Yearning for My Childhood Kaleidoscope
“There was a time when meadow, grove, and stream,
The earth, and every common sight,
To me did seem
Apparelled in celestial light,
The glory and freshness of a dream.
It is not now as it hath been of yore;
Turn wheresoe’r I may,
By night or day,
The things which I have seen I now can see no more.”
From Ode: Intimations Of Immortality by William Wordsworth
I created our image from electromagnetic data — or Light — reflecting off the surface of a flowering bush. It brings to consciousness wistful memories, a longing for a transcendent life in another zone of reality where colors and forms like these saturate daily life, a vision emanating from innocent childhood experience. I am not missing the kaleidoscope as much as I am hearkening back in some travail toward the first brightening of my life, a part of everybody’s biography, the loss of which William Wordsworth renders so well.
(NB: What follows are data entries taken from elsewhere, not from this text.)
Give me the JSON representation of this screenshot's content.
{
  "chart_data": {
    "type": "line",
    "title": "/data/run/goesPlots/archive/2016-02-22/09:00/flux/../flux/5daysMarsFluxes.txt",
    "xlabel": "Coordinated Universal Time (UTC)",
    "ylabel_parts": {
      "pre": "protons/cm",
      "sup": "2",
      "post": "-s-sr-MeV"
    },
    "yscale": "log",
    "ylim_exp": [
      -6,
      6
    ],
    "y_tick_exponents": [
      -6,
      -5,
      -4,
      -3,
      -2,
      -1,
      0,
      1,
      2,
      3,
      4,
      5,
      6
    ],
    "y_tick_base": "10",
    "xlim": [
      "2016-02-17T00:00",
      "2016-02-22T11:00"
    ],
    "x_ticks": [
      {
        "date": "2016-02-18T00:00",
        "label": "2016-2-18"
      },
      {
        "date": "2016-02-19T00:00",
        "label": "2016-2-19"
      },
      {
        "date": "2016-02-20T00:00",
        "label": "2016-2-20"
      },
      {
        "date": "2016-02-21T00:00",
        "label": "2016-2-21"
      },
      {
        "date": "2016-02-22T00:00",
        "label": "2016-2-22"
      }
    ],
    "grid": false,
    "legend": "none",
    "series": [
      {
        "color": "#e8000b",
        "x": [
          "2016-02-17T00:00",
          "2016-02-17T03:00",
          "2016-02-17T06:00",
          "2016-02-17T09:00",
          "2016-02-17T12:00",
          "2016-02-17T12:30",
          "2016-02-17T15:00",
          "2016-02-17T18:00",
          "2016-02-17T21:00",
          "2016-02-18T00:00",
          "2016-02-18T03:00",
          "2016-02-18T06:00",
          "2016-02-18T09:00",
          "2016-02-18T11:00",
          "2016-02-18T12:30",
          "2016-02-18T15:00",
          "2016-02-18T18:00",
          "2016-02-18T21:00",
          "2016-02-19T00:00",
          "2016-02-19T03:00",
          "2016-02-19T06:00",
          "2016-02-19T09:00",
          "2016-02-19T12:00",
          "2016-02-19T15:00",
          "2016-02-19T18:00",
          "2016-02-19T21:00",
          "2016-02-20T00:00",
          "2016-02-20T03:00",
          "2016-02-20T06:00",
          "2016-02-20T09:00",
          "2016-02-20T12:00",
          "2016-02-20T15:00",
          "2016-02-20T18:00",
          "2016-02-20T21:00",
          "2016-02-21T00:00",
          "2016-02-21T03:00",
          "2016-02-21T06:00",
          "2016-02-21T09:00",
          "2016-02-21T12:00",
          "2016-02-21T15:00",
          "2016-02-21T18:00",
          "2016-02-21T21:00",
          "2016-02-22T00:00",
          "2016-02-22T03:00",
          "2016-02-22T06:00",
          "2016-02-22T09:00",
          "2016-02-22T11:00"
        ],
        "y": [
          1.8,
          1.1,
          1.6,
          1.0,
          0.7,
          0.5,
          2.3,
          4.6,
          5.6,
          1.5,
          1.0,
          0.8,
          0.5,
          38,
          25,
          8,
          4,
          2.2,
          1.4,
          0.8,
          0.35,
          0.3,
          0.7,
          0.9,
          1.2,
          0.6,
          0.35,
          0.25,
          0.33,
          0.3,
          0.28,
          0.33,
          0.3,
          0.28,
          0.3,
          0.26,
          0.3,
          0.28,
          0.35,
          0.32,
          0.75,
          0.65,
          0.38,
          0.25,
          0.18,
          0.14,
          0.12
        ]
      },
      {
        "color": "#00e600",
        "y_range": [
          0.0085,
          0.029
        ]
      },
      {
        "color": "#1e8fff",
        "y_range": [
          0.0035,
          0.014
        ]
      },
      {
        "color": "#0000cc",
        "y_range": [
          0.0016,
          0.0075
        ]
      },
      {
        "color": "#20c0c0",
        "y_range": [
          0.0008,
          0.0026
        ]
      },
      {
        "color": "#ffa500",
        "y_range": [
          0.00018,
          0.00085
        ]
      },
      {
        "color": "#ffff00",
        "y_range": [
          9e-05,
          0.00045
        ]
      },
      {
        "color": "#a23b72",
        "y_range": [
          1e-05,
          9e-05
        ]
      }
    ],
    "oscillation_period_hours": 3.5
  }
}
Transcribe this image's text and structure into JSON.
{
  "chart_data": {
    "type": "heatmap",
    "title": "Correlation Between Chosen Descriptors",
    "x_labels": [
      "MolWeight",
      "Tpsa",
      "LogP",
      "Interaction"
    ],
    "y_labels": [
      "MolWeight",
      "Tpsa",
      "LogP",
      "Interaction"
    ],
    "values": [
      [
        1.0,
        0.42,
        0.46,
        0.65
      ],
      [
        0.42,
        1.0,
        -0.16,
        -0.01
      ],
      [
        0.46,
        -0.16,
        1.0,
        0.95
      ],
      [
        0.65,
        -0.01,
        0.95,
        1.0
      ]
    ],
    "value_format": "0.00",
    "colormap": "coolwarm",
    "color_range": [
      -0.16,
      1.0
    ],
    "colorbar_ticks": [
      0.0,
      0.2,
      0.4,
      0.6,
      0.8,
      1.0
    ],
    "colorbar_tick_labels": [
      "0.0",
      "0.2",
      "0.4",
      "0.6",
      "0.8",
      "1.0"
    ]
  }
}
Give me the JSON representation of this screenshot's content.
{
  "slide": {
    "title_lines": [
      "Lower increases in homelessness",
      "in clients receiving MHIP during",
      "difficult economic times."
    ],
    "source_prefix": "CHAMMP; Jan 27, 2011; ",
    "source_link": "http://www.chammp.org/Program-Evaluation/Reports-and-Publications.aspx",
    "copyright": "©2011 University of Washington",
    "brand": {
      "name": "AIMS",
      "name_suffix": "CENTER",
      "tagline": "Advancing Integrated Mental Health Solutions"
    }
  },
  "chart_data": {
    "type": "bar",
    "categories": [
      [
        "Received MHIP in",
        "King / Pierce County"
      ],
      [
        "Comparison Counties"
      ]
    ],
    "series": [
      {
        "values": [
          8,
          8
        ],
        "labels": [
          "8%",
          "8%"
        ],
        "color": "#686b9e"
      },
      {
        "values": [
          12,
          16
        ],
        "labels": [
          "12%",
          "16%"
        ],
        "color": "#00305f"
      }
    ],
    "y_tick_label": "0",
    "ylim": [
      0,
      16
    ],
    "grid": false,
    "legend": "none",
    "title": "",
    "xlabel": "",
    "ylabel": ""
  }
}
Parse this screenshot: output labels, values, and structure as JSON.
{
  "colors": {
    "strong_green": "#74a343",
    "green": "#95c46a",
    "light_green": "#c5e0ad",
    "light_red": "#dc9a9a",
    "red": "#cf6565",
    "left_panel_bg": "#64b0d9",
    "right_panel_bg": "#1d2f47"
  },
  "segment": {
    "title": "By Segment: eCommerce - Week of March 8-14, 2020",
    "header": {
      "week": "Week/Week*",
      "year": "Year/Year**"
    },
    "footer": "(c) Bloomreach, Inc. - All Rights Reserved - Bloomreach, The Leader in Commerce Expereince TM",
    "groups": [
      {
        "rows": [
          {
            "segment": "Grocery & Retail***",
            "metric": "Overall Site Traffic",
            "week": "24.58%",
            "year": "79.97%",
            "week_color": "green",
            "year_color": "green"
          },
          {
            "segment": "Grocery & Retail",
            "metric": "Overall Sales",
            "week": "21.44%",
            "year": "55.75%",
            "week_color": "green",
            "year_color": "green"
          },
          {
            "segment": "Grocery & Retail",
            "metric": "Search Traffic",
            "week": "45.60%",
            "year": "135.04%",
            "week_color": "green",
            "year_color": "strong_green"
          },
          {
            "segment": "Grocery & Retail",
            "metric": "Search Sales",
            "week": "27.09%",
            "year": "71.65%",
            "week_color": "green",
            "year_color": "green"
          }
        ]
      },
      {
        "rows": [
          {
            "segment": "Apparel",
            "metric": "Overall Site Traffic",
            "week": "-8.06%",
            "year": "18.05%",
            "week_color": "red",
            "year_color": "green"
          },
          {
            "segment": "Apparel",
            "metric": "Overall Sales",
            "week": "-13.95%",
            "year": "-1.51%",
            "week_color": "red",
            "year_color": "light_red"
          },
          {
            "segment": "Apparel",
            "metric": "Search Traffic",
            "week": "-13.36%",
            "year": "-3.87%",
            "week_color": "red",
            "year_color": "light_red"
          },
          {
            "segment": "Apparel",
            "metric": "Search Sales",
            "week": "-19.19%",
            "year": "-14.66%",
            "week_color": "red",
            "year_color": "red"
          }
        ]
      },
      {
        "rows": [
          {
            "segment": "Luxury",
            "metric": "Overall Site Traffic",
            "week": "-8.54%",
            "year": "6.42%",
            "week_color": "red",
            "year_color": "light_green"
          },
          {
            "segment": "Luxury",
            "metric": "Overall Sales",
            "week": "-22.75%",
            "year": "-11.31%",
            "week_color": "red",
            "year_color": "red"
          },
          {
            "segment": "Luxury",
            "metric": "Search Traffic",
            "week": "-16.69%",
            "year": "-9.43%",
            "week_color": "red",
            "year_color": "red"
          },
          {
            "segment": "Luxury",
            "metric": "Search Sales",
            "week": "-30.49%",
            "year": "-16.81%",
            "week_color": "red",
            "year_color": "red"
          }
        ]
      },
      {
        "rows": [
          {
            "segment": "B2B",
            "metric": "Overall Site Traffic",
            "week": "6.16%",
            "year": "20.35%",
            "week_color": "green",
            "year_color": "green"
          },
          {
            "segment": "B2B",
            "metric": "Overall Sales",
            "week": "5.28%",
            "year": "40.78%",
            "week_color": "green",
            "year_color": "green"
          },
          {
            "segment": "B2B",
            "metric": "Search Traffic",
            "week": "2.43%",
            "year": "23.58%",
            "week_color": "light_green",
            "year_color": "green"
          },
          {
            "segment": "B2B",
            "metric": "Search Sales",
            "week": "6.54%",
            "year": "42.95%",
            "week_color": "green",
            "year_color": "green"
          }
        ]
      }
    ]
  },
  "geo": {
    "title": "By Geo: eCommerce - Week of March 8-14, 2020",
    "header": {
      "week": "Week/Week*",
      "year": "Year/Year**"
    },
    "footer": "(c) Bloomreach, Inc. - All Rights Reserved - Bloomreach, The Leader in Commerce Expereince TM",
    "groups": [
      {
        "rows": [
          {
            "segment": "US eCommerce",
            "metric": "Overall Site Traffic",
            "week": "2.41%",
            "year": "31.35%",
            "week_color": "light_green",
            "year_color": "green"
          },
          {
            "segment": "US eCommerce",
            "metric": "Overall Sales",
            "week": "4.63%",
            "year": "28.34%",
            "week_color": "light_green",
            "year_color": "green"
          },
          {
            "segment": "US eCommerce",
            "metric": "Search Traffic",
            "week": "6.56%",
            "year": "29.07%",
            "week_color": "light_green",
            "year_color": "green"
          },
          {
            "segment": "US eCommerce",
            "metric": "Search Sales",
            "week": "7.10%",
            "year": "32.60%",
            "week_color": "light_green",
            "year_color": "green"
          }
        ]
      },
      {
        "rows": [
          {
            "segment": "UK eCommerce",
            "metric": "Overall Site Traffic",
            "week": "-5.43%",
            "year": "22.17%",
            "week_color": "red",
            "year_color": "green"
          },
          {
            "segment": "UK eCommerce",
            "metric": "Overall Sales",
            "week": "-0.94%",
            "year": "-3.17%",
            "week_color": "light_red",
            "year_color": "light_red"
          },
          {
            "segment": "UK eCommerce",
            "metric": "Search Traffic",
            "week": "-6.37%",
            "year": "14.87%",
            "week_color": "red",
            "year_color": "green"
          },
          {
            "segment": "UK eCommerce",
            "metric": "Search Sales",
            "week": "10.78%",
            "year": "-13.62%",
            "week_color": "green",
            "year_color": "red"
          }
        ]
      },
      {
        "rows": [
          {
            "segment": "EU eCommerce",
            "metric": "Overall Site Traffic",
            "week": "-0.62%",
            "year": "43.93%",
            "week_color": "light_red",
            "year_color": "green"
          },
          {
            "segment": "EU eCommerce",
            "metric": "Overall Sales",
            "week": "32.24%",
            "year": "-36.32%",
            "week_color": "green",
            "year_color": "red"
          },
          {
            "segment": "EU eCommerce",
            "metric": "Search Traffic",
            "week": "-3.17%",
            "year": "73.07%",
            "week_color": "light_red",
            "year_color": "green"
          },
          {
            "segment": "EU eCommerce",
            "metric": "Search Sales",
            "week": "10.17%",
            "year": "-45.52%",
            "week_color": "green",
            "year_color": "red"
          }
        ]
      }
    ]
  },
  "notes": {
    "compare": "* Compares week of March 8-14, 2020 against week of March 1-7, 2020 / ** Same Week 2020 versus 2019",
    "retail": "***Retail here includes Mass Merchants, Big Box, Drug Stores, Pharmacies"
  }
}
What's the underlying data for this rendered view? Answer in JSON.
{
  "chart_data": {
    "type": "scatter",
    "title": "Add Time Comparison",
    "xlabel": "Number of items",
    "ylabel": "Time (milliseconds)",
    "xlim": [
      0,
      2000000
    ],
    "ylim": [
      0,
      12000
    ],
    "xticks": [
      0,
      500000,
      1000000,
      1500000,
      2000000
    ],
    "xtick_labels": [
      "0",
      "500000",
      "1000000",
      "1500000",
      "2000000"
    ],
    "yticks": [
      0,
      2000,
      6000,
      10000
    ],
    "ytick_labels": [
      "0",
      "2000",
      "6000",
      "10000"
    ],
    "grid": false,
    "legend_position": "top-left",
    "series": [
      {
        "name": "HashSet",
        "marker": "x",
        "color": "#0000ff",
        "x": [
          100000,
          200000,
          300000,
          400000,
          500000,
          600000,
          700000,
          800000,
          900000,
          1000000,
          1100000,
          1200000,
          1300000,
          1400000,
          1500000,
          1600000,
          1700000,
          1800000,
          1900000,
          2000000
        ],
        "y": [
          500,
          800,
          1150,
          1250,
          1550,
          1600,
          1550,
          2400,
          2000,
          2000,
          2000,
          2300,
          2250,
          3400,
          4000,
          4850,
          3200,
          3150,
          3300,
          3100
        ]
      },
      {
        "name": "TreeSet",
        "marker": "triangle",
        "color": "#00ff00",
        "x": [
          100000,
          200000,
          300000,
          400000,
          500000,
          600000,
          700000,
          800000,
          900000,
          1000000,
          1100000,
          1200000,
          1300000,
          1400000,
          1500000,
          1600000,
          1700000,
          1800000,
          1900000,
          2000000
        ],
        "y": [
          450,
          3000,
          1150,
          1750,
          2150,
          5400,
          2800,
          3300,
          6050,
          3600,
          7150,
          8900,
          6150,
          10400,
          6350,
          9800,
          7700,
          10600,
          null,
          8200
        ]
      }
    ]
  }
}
Our poet constructed a profound poem in the English language. It can be read, but it cannot (in my judgment) be fully understood and appreciated by a human being much before reaching sixty years of age. Nostalgia is possible. Melodramatic sentiment leaving you misty-eyed remains available to all ages. However, Wordsworth is talking about something far more subtle and below-the-surface. His last lines make reference to this, and also offer a benediction:
“Thanks to the human heart by which we live,
Thanks to its tenderness, its joys, and fears,
To me the meanest flower that blows can give
Thoughts that do often lie too deep for tears.”